To various extents, the smaller GCC members have taken stock of Iran’s rising influence in the Middle East and hedged their bets by maintaining their alliances with Riyadh and “good standing” in the council while also exploring a more normalized relationship with Tehran. Although none of these countries have gone as far as Oman in terms of looking to Iran as a seller of natural gas, the option of perhaps one day importing Iranian gas may receive greater consideration if they remain relatively independent from Saudi Arabia in the framework of a council (not union) and their economic ills increase their interest in importing more natural gas. Yet a union would erase any realistic Kuwaiti or Emirati plans for signing gas contracts with Iran.

Unquestionably, since 2013, new threats to GCC security have surfaced.

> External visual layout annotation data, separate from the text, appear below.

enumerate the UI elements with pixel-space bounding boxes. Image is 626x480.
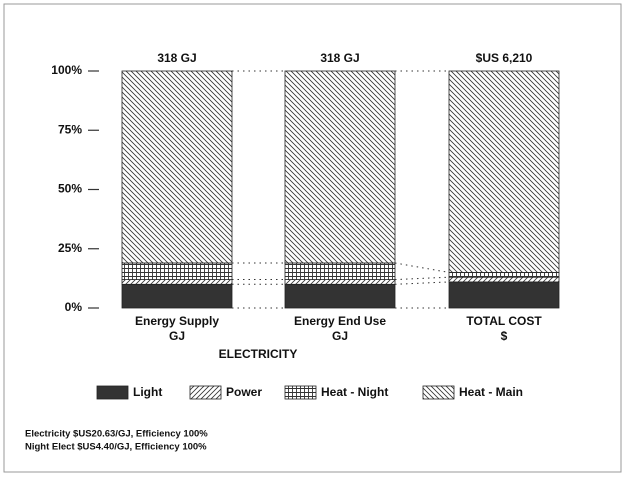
legend-swatch xyxy=(422,385,455,400)
bar-segment xyxy=(448,272,560,278)
legend-label: Heat - Night xyxy=(321,385,388,399)
note: Night Elect $US4.40/GJ, Efficiency 100% xyxy=(25,442,207,453)
x-tick-label: Energy Supply xyxy=(135,314,219,328)
bar-segment xyxy=(284,262,396,280)
bar-label: 318 GJ xyxy=(157,51,196,65)
bar-segment xyxy=(284,283,396,309)
x-axis-label: ELECTRICITY xyxy=(219,347,298,361)
legend-swatch xyxy=(284,385,317,400)
legend-label: Power xyxy=(226,385,262,399)
y-tick-label: 25% xyxy=(58,241,82,255)
frame xyxy=(3,3,622,473)
x-tick-label: TOTAL COST xyxy=(466,314,542,328)
x-tick-label: Energy End Use xyxy=(294,314,386,328)
x-tick-unit: GJ xyxy=(332,329,348,343)
bar-segment xyxy=(121,70,233,264)
legend-swatch xyxy=(189,385,222,400)
y-tick-label: 0% xyxy=(65,300,83,314)
connector xyxy=(394,262,450,273)
y-tick-label: 50% xyxy=(58,182,82,196)
bar-segment xyxy=(448,70,560,273)
bar-segment xyxy=(448,281,560,309)
bar-label: 318 GJ xyxy=(320,51,359,65)
x-tick-unit: GJ xyxy=(169,329,185,343)
y-tick-label: 100% xyxy=(51,63,82,77)
bar-segment xyxy=(121,283,233,309)
bar-label: $US 6,210 xyxy=(476,51,533,65)
y-tick-label: 75% xyxy=(58,122,82,136)
bar-segment xyxy=(121,262,233,280)
note: Electricity $US20.63/GJ, Efficiency 100% xyxy=(25,429,208,440)
legend-label: Light xyxy=(133,385,162,399)
bar-segment xyxy=(284,70,396,264)
bar-segment xyxy=(284,279,396,285)
legend-swatch xyxy=(96,385,129,400)
connector xyxy=(394,281,450,285)
bar-segment xyxy=(121,279,233,285)
connector xyxy=(394,276,450,281)
x-tick-unit: $ xyxy=(501,329,508,343)
legend-label: Heat - Main xyxy=(459,385,523,399)
bar-segment xyxy=(448,276,560,283)
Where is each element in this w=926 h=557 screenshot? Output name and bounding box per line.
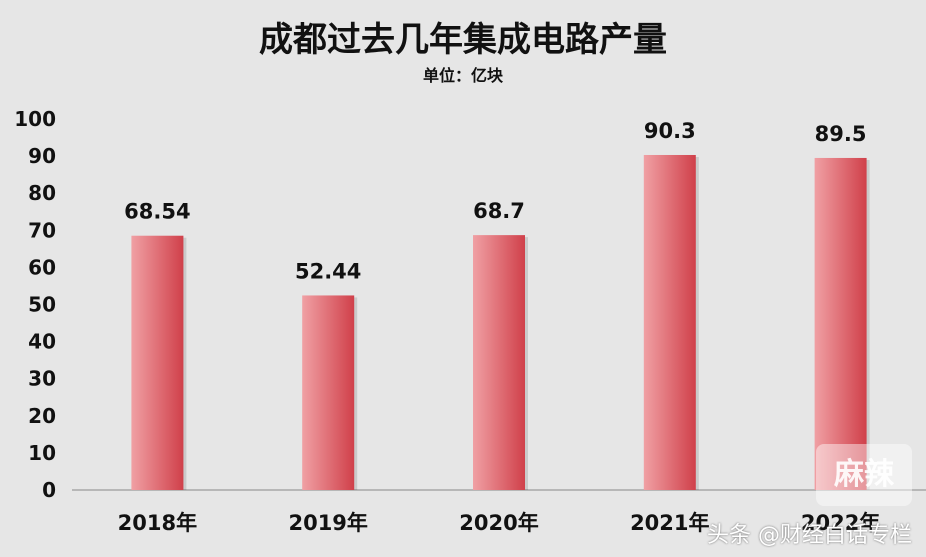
x-tick-label: 2020年: [459, 511, 538, 535]
bar: [302, 295, 355, 490]
brand-logo: 麻辣: [816, 444, 912, 506]
data-label: 90.3: [644, 119, 696, 143]
chart-title: 成都过去几年集成电路产量: [259, 20, 667, 60]
watermark-text: 头条 @财经白话专栏: [707, 523, 912, 548]
y-tick-label: 60: [28, 255, 56, 279]
y-tick-label: 50: [28, 293, 56, 317]
y-tick-label: 90: [28, 144, 56, 168]
logo-text: 麻辣: [834, 457, 894, 492]
bar: [814, 157, 867, 490]
data-label: 52.44: [295, 259, 361, 283]
y-tick-label: 40: [28, 330, 56, 354]
bar: [131, 235, 184, 490]
data-label: 89.5: [815, 122, 867, 146]
y-tick-label: 30: [28, 367, 56, 391]
x-tick-label: 2021年: [630, 511, 709, 535]
bar: [473, 235, 525, 490]
x-tick-label: 2019年: [288, 511, 367, 535]
y-tick-label: 10: [28, 441, 56, 465]
y-tick-label: 80: [28, 181, 56, 205]
bar: [643, 154, 696, 490]
chart-subtitle: 单位：亿块: [422, 66, 503, 85]
y-tick-label: 20: [28, 404, 56, 428]
y-tick-label: 70: [28, 218, 56, 242]
data-label: 68.54: [124, 200, 190, 224]
x-tick-label: 2022年: [801, 511, 880, 535]
y-tick-label: 0: [42, 478, 56, 502]
x-tick-label: 2018年: [118, 511, 197, 535]
y-tick-label: 100: [14, 107, 56, 131]
data-label: 68.7: [473, 199, 525, 223]
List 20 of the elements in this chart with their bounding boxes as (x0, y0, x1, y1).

The meteoric rise of the Islamic State, a more assertive Iran following the nuclear deal’s watershed passage and the war in Yemen have led more in the GCC to argue that if the Arab Gulf states become more unified, they could strengthen collective security. Furthermore, in light of Donald Trump’s win, there are grave concerns in the GCC about the US’ long-term commitment as the council’s security guarantor. Within this context, it seems likely that members of the GCC will seek stronger unity and cohesion in the face of regional threats and unknown variables surrounding the future of Washington’s foreign policy.

Yet the six GCC states’ different political landscapes, regional foreign policies and aspirations, a common concern about Saudi Arabia’s overbearing influence over the smaller Arab Gulf sheikhdoms and differing positions vis-a-vis Iran will undermine Riyadh and Manama’s vision of a union in the immediate future. Nevertheless, even if the Saudis and Bahrainis fail to garner support in Kuwait City, Doha and Abu Dhabi for transformation of the council into a union, the argument for doing so is likely to remain popular among certain Arab Gulf voices given the Middle East’s set of security crises and Iran’s ascendancy.